How should you manage contingent workers with regard to workers’ compensation? First, employer-organizations should require that contingent workers secure their own independent workers’ compensation policy. Unless the contingent worker shows proof or his or her own policy, insurers often require that employer-organizations using contingent workers pay premiums for these workers, too. Why? Too often, employer-organizations misclassify workers as contingent when they should be employees.
 
This leads us to the second step in working with contractors and other non-employee workers: classify them correctly. Contingent workers are so attractive that employer-organizations sometimes stretch to classify workers as contractors. However, what the employer-organization calls the worker is not definitive. If the worker or the government has reason to question the worker’s status, there will be an independent assessment of whether the worker is an employee or not. Said differently, the government and courts decide what a worker’s classification is, not the employer or worker. This year, the definition of “employee” was expanded specifically to crack down on employers who misclassify workers.
 
For legal purposes, workers are generally divided into two categories: employees and contingent workers (leased, contractor, free-lance, etc.) There are not hard and fast rules determining which side of the ledger the worker falls; rather, a state board, court, etc. will look at a number of softer criteria to evaluate what the worker “feels like.” The government will look at things like:
 
·       Does the employer-organization direct and control the worker in practical ways?
·       Does the worker have a significant investment in his or her own equipment, facilities, or means of working?
·       Does the worker seek his or her own training, or this is provided by the employer-organization?
·       Does the worker perform work for other organizations?
·       What kind of services does the worker perform: highly specialized? Distinct from the main work of the employer-organization?
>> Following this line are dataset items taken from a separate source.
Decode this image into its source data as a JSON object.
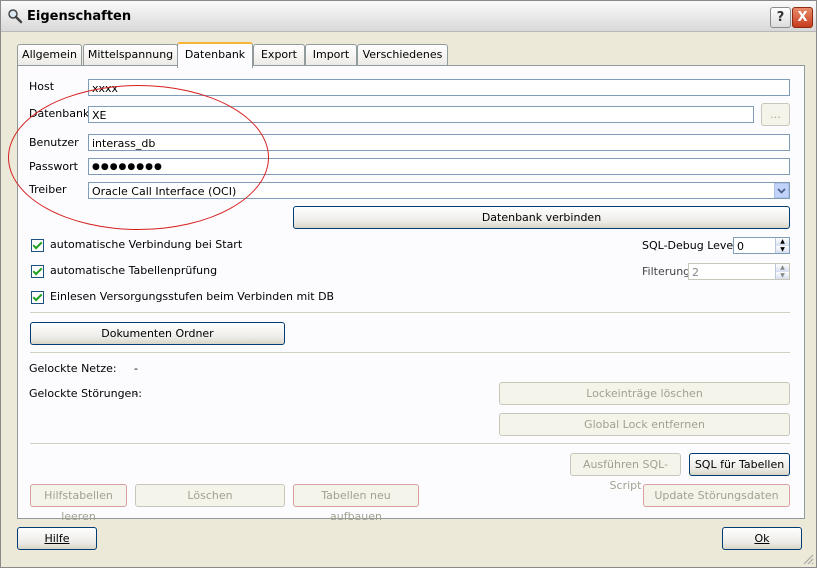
{
  "window": {
    "title": "Eigenschaften",
    "help_btn": "?",
    "close_btn": "X"
  },
  "tabs": [
    {
      "label": "Allgemein"
    },
    {
      "label": "Mittelspannung"
    },
    {
      "label": "Datenbank",
      "active": true
    },
    {
      "label": "Export"
    },
    {
      "label": "Import"
    },
    {
      "label": "Verschiedenes"
    }
  ],
  "db": {
    "host_label": "Host",
    "host_value": "xxxx",
    "datenbank_label": "Datenbank",
    "datenbank_value": "XE",
    "browse_label": "...",
    "benutzer_label": "Benutzer",
    "benutzer_value": "interass_db",
    "passwort_label": "Passwort",
    "passwort_value": "●●●●●●●●",
    "treiber_label": "Treiber",
    "treiber_value": "Oracle Call Interface (OCI)",
    "connect_button": "Datenbank verbinden"
  },
  "options": {
    "auto_connect": "automatische Verbindung bei Start",
    "auto_tablecheck": "automatische Tabellenprüfung",
    "read_supply": "Einlesen Versorgungsstufen beim Verbinden mit DB",
    "sql_debug_label": "SQL-Debug Level",
    "sql_debug_value": "0",
    "filtering_label": "Filterung",
    "filtering_value": "2"
  },
  "documents_button": "Dokumenten Ordner",
  "locks": {
    "nets_label": "Gelockte Netze:",
    "nets_value": "-",
    "faults_label": "Gelockte Störungen:",
    "faults_value": "-",
    "delete_entries": "Lockeinträge löschen",
    "remove_global": "Global Lock entfernen"
  },
  "sql": {
    "run_script": "Ausführen SQL-Script",
    "sql_tables": "SQL für Tabellen"
  },
  "maintenance": {
    "clear_helper": "Hilfstabellen leeren",
    "delete": "Löschen",
    "rebuild": "Tabellen neu aufbauen",
    "update_faults": "Update Störungsdaten"
  },
  "footer": {
    "help": "Hilfe",
    "ok": "Ok"
  },
  "colors": {
    "annotation": "#d62020",
    "tab_accent": "#f5b435",
    "close": "#c63c1d"
  }
}
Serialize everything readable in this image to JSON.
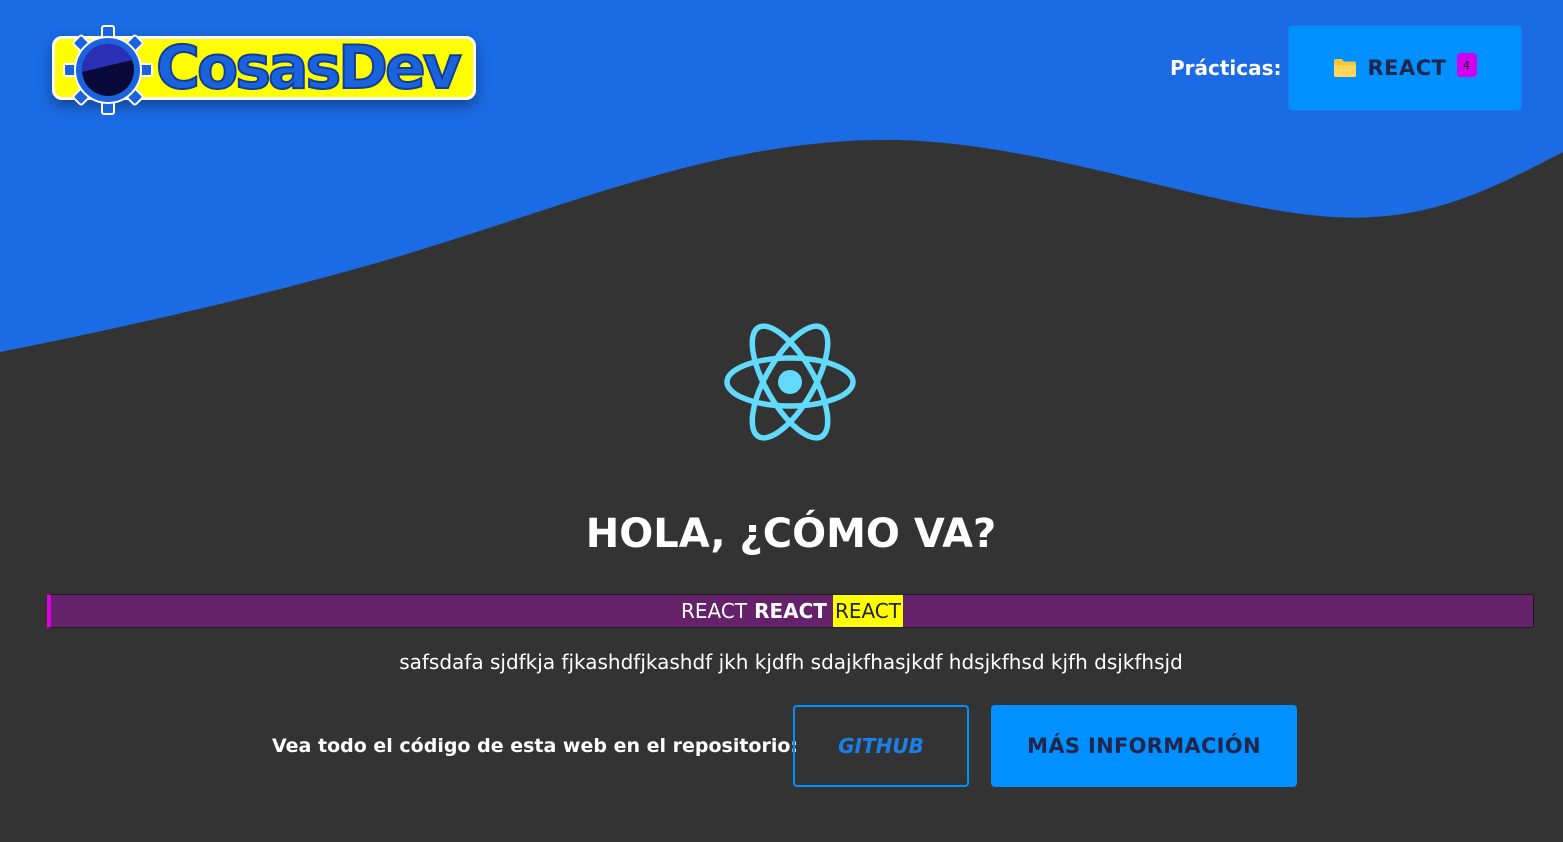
{
  "colors": {
    "background": "#333333",
    "header_blue": "#1a6be4",
    "accent_button": "#0090ff",
    "logo_yellow": "#ffff00",
    "banner_purple": "#652169",
    "highlight_yellow": "#ffff00",
    "react_cyan": "#61dafb"
  },
  "header": {
    "logo_text": "CosasDev",
    "logo_icon": "gear-icon",
    "nav_label": "Prácticas:",
    "react_button": {
      "icon": "folder-icon",
      "label": "REACT",
      "badge": "4"
    }
  },
  "hero": {
    "icon": "react-atom-icon",
    "title": "HOLA, ¿CÓMO VA?"
  },
  "banner": {
    "part1": "REACT",
    "part2": "REACT",
    "part3": "REACT"
  },
  "lorem_text": "safsdafa sjdfkja fjkashdfjkashdf jkh kjdfh sdajkfhasjkdf hdsjkfhsd kjfh dsjkfhsjd",
  "repo": {
    "label": "Vea todo el código de esta web en el repositorio:",
    "github_button": "GITHUB",
    "info_button": "MÁS INFORMACIÓN"
  }
}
·       What is the cultural fit of the worker? Do co-workers view him or her as a fellow employee?
 
So, what are the real risks here? Is this really worth it? Yes. Inadvertently failing to provide workers’ compensation coverage to a worker who is later deemed an employee is a high-dollar mistake. After all, workers’ compensation offers a strategic trade between employer and employee: the employee is assured of compensation for injury or illness that happens at work in exchange for a barrier to private lawsuit. Forgetting to make this trade with a few workers creates the possibility for open-ended damages—and unexpected open-ended damages.
 

The explosive growth of contingent workers creates a wrinkle in almost every legal framework that affects “employees.” Make sure you that you have thought-through this wrinkle with regard to workers’ compensation as well as the other laws that affect your organization.